Nodding, she placed a hand to her lower abdomen. “The last surgery was six months ago.”

“Oh, Savvy,” he said. “I am so sorry. I should have been there.”

“It was my fault. My stubborn pride. When I saw you with Jackie Spencer, I sort of lost my mind.”

“I was pigheaded, too. Hurt and feeling sorry for myself. I should have checked on you. Especially when I heard your mother died. I—”

Cody started crying.

“Too much sun for one day,” she murmured and looked relieved for the interruption. “It’s time for his nap.”

He wanted to reach out to her, draw her to his chest, kiss her like he did when they were younger, but there was too much between them to bridge that gap so easily. He hadn’t been there for her, even though he hadn’t known how badly she needed him. She hadn’t trusted him enough to come to him, no matter what.

And that was the bottom line, wasn’t it? The shakiness of trust between them. They had desire, attraction, and yearning. Oh, so much damn yearning, but without trust, they did not have a foundation to build upon.

If they were to find their way back to each it other, it was going to take time. He couldn’t rush it.

“May I carry him?” he asked, reaching for Cody.

Silently, she nodded and handed him his son.

Matt stared at the boy. Cody studied him with a serious expression on his face as if trying to puzzle out who he was. “I’m your Dad,” Matt said.

“Da?” Cody asked.

“Da,” Matt confirmed with a nod of his head.

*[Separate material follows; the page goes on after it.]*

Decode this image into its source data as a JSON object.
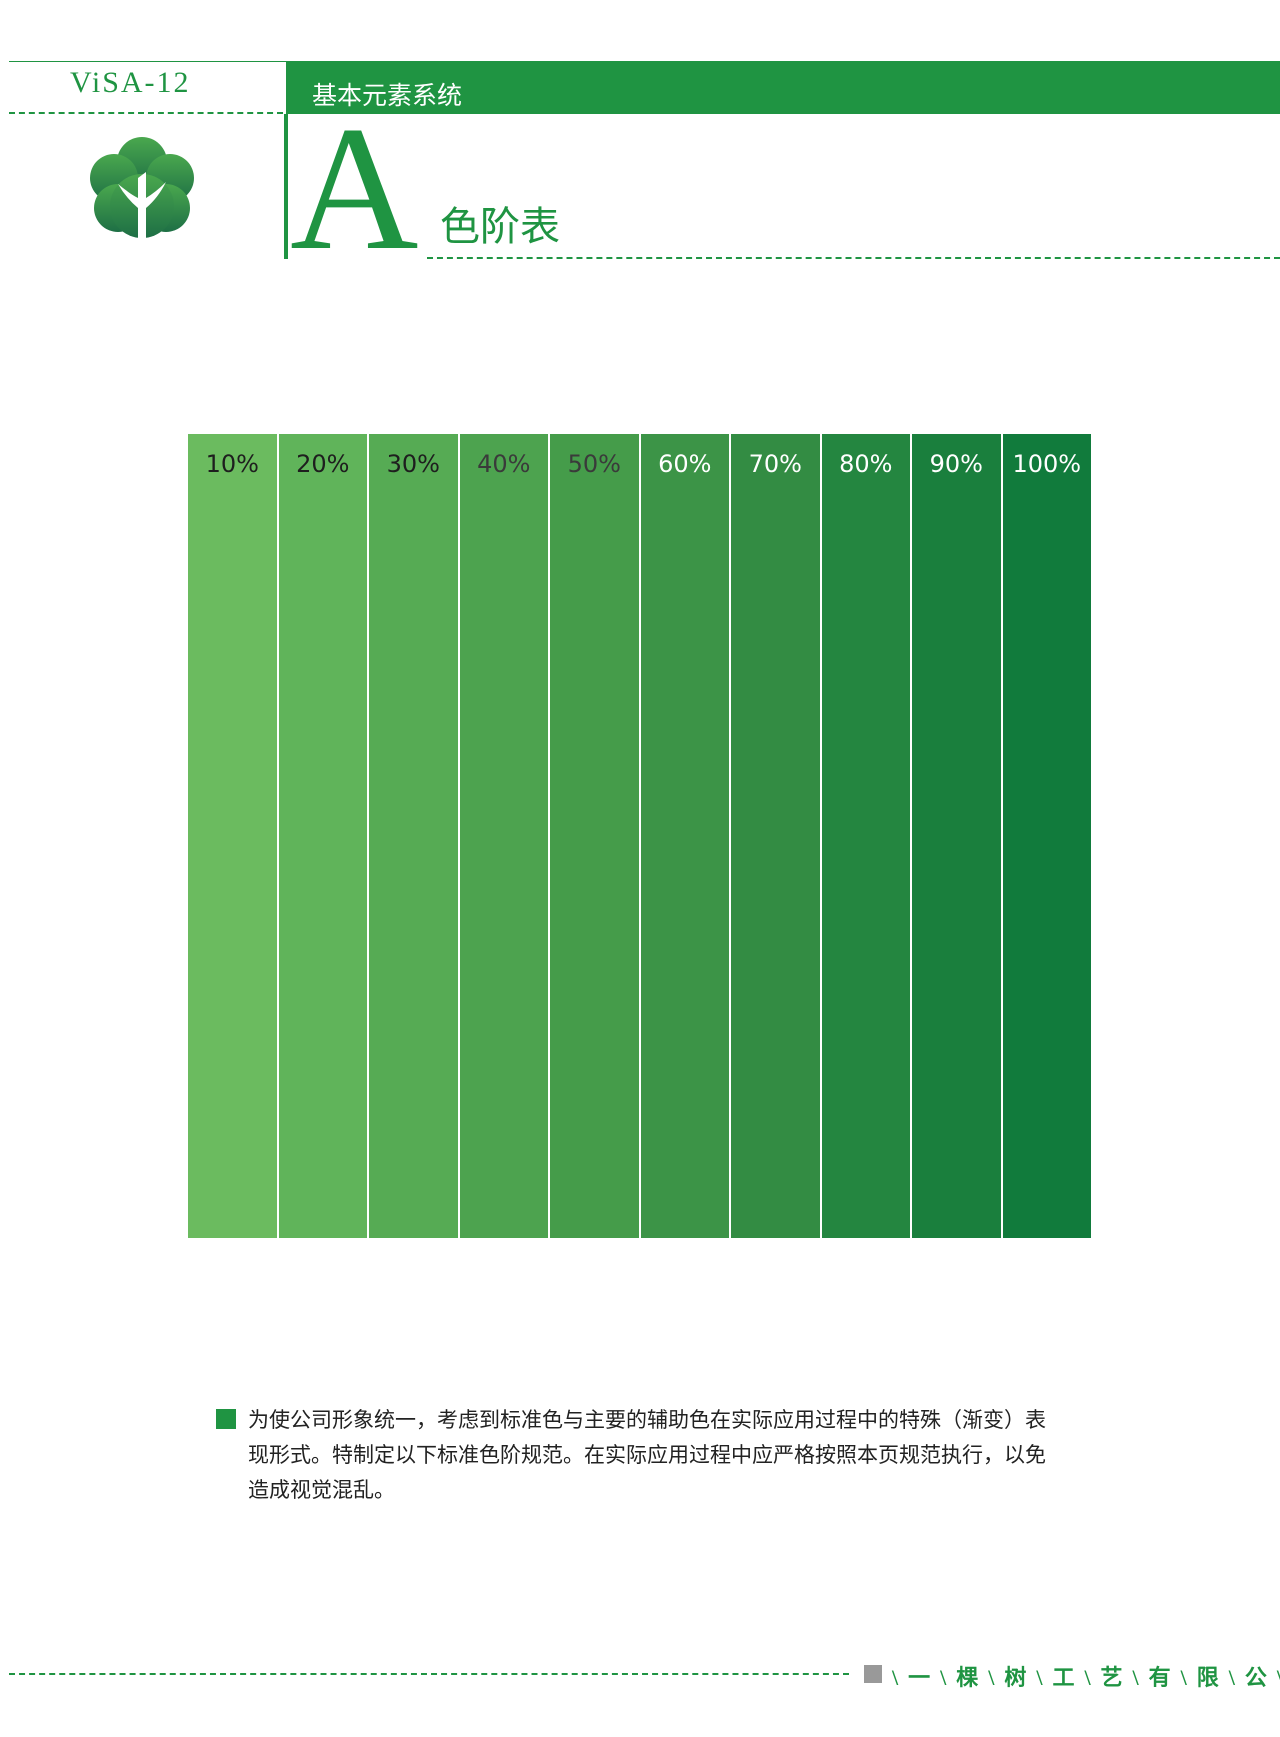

“Dada?” Cody reached out to pat his cheek. “Dada.”

Matt glanced over at Savannah. She dabbed away tears with a napkin she’d packed for the sandwiches. He wanted to say something that could make it all better, but there were no magic words to fix this.

They trailed back to the house, forlornly dragging their supplies with them. Even Cody sensed the mood. He whimpered and rubbed his eyes with tired little fists. The perky atmosphere that had started the afternoon dissipated, scattered to the wind like dandelion seeds.